Acting Commerce Secretary David S. Palacios said this is especially true in an open market system like that of the CNMI’s where even a fluctuation in the volume of either the demand or supply would already spell a big difference in prevailing market prices.
“In a market system, changes in either demand or supply bring about changes in the amount of goods sold. Obviously, the large number of foreign workers on the island plays a role in maintaining consumer prices,” Mr. Palacios said.
A bigger bulk of demand for consumer goods in the Northern Marianas come from the foreign worker communities, which embrace over 50 percent of the total CNMI population.
This means that any significant reduction in the number of nonresident workers in the CNMI would result to sky-rocketing increases in the prevailing local prices of consumer items, especially those of imported goods.
Mr. Palacios explained shipping and transportation costs will shoot up when demand for imported good declines, which will bring about higher prices for imported consumer items.
At present, the number of foreign workers in the CNMI and the existence of the apparel manufacturing industry on Saipan facilitate a stable range of consumer prices since the current demand for imports and the finished garment exports support the island’s inbound and outbound cargo segments.

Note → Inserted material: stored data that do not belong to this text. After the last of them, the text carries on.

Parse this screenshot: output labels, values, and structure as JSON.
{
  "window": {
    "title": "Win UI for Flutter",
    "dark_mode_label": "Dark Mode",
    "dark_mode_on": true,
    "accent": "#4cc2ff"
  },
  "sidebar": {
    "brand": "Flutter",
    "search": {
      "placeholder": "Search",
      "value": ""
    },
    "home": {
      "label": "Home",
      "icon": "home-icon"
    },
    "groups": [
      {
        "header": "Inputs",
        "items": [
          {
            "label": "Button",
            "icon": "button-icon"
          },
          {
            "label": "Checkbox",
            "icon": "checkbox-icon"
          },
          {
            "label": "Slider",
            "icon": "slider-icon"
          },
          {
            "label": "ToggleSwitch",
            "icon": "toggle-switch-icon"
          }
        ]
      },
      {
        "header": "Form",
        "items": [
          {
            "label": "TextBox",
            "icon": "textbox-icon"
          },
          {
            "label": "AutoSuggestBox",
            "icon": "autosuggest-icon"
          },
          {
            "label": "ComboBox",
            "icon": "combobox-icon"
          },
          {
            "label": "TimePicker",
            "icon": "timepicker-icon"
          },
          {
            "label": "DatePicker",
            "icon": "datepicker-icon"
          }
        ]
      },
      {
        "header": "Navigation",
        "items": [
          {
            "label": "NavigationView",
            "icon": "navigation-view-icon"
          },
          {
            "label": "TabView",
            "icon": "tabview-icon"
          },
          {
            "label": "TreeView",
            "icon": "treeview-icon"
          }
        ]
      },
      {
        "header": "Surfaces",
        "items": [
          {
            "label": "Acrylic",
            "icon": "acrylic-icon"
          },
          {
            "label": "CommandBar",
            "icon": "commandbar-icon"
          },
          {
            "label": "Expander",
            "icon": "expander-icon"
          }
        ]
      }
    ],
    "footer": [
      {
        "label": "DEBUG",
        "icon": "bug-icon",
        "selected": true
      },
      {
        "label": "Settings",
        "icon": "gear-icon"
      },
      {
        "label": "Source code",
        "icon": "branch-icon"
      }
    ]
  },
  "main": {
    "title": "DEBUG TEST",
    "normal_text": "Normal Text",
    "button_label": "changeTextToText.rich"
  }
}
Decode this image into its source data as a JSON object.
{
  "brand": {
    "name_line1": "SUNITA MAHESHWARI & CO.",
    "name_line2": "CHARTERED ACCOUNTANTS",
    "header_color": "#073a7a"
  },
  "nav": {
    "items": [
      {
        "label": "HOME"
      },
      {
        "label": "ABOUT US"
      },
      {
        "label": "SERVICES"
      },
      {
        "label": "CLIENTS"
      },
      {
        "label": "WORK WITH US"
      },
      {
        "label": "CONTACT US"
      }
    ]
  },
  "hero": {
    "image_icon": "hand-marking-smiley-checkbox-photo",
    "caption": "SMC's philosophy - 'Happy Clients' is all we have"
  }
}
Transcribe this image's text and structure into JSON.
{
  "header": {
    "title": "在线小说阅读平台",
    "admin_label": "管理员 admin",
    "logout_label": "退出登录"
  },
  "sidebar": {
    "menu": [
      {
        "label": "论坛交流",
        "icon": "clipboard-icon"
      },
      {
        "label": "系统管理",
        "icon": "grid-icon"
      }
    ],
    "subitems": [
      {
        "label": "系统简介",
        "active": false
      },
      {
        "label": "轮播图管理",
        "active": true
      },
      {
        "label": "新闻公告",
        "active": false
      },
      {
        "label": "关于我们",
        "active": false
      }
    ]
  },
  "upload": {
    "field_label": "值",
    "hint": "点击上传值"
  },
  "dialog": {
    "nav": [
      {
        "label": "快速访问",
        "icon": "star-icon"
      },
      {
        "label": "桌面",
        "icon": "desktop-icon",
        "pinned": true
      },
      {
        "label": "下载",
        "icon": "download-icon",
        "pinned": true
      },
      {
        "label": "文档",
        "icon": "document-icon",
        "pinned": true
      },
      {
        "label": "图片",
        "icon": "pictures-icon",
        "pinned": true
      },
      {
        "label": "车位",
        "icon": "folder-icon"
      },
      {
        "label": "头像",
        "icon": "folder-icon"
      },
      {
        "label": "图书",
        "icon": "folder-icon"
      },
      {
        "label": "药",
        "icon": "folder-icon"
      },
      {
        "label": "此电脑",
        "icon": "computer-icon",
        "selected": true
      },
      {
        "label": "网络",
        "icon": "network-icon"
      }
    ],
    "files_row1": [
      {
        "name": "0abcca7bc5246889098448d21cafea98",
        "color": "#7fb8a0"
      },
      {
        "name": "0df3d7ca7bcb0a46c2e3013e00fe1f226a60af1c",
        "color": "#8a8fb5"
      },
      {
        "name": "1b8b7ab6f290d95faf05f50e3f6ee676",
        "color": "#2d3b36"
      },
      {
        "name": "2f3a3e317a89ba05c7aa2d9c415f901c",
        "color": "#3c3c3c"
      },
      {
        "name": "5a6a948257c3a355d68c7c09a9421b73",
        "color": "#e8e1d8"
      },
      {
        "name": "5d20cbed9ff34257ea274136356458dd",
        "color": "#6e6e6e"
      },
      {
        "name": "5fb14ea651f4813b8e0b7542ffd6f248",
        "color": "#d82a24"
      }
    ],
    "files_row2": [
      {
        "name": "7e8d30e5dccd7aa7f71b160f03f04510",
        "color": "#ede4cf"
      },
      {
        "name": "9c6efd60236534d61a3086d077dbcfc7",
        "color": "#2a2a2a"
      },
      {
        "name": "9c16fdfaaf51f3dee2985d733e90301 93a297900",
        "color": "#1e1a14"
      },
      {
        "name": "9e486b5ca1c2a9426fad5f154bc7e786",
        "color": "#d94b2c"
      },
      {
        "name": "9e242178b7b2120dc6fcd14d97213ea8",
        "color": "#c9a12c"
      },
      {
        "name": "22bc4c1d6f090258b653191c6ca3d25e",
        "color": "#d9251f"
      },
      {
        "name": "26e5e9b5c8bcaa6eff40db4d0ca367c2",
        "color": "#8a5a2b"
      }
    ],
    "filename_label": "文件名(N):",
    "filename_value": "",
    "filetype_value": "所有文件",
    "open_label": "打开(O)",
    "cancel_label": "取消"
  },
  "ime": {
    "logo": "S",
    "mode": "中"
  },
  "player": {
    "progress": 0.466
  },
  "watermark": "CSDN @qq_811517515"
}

In a previous interview, Marianas Pacific Distributor resident manager Joseph V. Santos disclosed issues that cloud the stay of foreign workers in the Northern Marianas make it more difficult for business owners and operators to project whether consumption will grow or decline in the next years.
The possible relocation of Saipan’s garment manufacturing sector, coupled with the departure of thousands of its workers, will eventually drive up the transportation costs for Saipan imports, according to impact studies commissioned by the CNMI government.
Saipan’s container traffic is heavily imbalance with nearly three times as many loads bound for the island than originating in the island. The net result of these inefficiencies and lack of scale means higher cost to carriers.
Because 90 percent of inbound but only 20 percent of outbound traffic is loaded with cargo, carriers are faced with costly container repositioning charges. In fact, Sea-Land’s current ocean freight rate for grocery items to Saipan from the U.S. West Coast is over 30 percent higher than to Guam.
Analysts are wary that prices of imports will shoot up when cargo ships start leaving the CNMI empty due to the garment sector’s pending pull out, which may even be aggravated when they start coming in half-full due to low demand from the local market following a possible exodus of foreign workers.
However, Mr. Palacios said other factors affect the quantity of demand for consumer items that include the level of disposable income, the price of both complementary and substitute goods, and consumer taste and preference.
Open market
At the same time, the commerce department believes the prevailing open market policy will continue to hold basic commodities within the reach of an ordinary Northern Marianas minimum wage earner, although at a higher cost particularly when demand has dramatically dropped.
The Northern Marianas market is open enough to allow the entry of new industry players in case existing businesses are considered selling items at higher price levels.
An open market policy could never allow overpricing of goods because it allows new players to come into the trading of the same goods if the existing merchants are perceived to be making a killing in profits.
These new entrants will most likely offer the same items at prices lower than that of the overpricing merchant. To stay in competition, the overpricing merchant will be forced to lower his prices to stay in the market.
Mr. Palacios stressed that an open market policy helps regulate the price of goods by enhancing the consumers’ control over price and quantity decisions.
At the same time, other measures had also been put in place by the CNMI government to protect the interests of both consumers and businesses in the Northern Marianas.
The Consumer Counsel of the Attorney-General’s Office had been established to coordinate preventive and remedial consumer protection programs, and to prosecute those who violate CNMI’s consumer protection laws.
The CNMI has a consumer protection law which guarantees that the public interest requires that consumers be protected from abuses in commerce which deprive them of the full value and benefit of their purchases of goods and services.